The need for significance. For these people being in charge equates with personal value. Being a follower feels like a negative. Humility is a weakness, not strength. They only feel good about themselves when they are in the spotlight. Often these people have low self-worth.
The need for power. The concept of sharing is distasteful to these people. They are masters of their kingdom and everybody needs to obey. They are “special” and know more than you. You may be right, but they are “more right”. You must submit to their authority and wisdom.
What will these people control?
Money is a big one. They are able to empower or severely limit you when they are in charge of the checkbook.
Time. They make the schedules and expect you to comply. And they get angry when you deviate, even though you never agreed to their schedule.
Activities and agenda. They make lists for everyone to follow. Chores, recreation, family interests, and work schedules are under their control. They will determine where to vacation and how active or leisurely it is.
Topics of conversation. With these people conversations always seems to end up about things that interest them – or about them. You may have no interest in gardening, but somehow when you are with them you find yourself talking about fertilizers and soil conditions.
There are so many more areas that we could name.

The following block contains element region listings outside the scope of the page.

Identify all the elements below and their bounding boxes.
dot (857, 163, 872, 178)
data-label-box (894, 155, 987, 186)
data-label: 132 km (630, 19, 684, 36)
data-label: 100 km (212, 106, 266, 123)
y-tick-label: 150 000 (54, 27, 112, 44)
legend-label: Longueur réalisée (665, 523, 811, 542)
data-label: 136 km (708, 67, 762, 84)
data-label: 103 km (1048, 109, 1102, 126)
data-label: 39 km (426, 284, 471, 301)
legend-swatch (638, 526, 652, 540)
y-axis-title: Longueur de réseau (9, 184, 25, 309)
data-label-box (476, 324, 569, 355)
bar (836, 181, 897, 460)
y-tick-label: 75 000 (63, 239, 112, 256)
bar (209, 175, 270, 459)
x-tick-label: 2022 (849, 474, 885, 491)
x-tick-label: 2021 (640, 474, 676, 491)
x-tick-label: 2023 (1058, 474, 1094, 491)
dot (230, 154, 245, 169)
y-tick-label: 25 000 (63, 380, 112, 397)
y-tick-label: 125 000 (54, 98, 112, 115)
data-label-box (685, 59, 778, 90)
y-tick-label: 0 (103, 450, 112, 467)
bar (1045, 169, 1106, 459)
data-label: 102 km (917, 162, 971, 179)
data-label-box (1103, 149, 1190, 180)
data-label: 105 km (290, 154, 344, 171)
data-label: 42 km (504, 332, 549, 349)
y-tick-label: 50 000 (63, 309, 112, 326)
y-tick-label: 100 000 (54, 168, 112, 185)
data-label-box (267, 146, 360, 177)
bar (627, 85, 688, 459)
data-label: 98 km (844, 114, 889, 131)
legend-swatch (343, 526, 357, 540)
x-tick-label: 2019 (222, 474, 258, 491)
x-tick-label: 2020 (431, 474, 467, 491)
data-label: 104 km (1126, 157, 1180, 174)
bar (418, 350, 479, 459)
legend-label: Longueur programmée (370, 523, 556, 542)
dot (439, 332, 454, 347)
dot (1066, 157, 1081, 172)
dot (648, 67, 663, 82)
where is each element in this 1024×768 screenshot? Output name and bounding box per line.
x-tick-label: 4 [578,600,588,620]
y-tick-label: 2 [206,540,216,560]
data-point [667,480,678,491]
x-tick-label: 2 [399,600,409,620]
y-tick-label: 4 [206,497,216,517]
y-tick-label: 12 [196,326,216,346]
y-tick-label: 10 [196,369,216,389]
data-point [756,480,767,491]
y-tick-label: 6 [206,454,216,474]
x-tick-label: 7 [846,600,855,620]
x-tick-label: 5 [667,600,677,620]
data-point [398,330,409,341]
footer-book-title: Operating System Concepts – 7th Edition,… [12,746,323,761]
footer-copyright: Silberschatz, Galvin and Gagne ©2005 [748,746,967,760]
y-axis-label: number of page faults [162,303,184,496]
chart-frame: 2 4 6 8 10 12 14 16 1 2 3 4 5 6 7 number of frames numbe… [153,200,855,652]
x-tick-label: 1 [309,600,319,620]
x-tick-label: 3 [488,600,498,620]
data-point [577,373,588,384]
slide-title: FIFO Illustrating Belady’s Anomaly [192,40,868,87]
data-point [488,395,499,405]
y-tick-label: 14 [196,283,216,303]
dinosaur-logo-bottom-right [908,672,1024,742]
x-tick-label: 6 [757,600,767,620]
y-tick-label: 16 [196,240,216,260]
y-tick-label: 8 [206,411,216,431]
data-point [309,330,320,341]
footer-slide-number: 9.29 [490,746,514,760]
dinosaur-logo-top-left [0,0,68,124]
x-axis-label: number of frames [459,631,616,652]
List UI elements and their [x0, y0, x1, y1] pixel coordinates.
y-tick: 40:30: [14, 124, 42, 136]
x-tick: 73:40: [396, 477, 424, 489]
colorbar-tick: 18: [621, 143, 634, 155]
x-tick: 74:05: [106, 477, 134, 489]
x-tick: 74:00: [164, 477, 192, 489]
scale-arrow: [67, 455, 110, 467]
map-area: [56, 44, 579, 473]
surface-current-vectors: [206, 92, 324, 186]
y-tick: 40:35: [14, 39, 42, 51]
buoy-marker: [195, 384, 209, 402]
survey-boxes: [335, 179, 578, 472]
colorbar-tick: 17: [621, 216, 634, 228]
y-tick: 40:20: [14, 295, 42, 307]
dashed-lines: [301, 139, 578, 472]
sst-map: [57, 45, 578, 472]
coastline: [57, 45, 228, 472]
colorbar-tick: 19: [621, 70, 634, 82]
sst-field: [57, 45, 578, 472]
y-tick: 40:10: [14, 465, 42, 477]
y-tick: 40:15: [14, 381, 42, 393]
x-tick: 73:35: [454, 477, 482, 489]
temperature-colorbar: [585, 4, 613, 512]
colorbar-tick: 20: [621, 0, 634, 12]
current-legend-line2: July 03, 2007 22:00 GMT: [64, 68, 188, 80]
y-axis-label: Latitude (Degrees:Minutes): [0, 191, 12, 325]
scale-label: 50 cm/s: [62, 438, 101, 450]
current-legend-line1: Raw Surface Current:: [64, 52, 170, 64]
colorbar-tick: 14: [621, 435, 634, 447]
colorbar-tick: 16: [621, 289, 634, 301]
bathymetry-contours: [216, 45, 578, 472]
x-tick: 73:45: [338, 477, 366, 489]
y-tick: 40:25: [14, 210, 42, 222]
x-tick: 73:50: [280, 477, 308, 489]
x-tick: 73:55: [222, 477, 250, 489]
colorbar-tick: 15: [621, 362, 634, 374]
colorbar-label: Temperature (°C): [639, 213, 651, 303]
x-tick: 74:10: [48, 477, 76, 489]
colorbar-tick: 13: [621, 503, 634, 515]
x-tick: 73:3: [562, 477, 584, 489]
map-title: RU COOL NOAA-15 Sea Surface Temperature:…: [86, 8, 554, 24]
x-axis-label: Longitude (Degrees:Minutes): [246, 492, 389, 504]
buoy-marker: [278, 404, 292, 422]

But you get the point.
So what can we do if we are under the pressure of a controller?
We must speak the truth in love and set appropriate boundaries with them. They will not like it and they will resist. We must be kind, but firm, and continue to keep voicing what our boundaries are, and maintain them. We must manage our resentment towards them and remember that their desire for control comes from a broken place within them.
What if we are the controller?
If safety is our issue, we must develop a strong inner voice that is self-soothing. We must learn to calm our anxiety with truth. We must remind ourselves that God is in control and He is more powerful than we are.
If power or significance is what we struggle with, we must develop a deep empathy for others. We must mentally trade places with them and try to understand how they feel when confronted with our behavior. We must understand that our control issue will create distance and isolation and resentment from the people we care about.
Whether you are a controller or the controlled you may need to seek additional help in the form of recovery classes or personal counseling.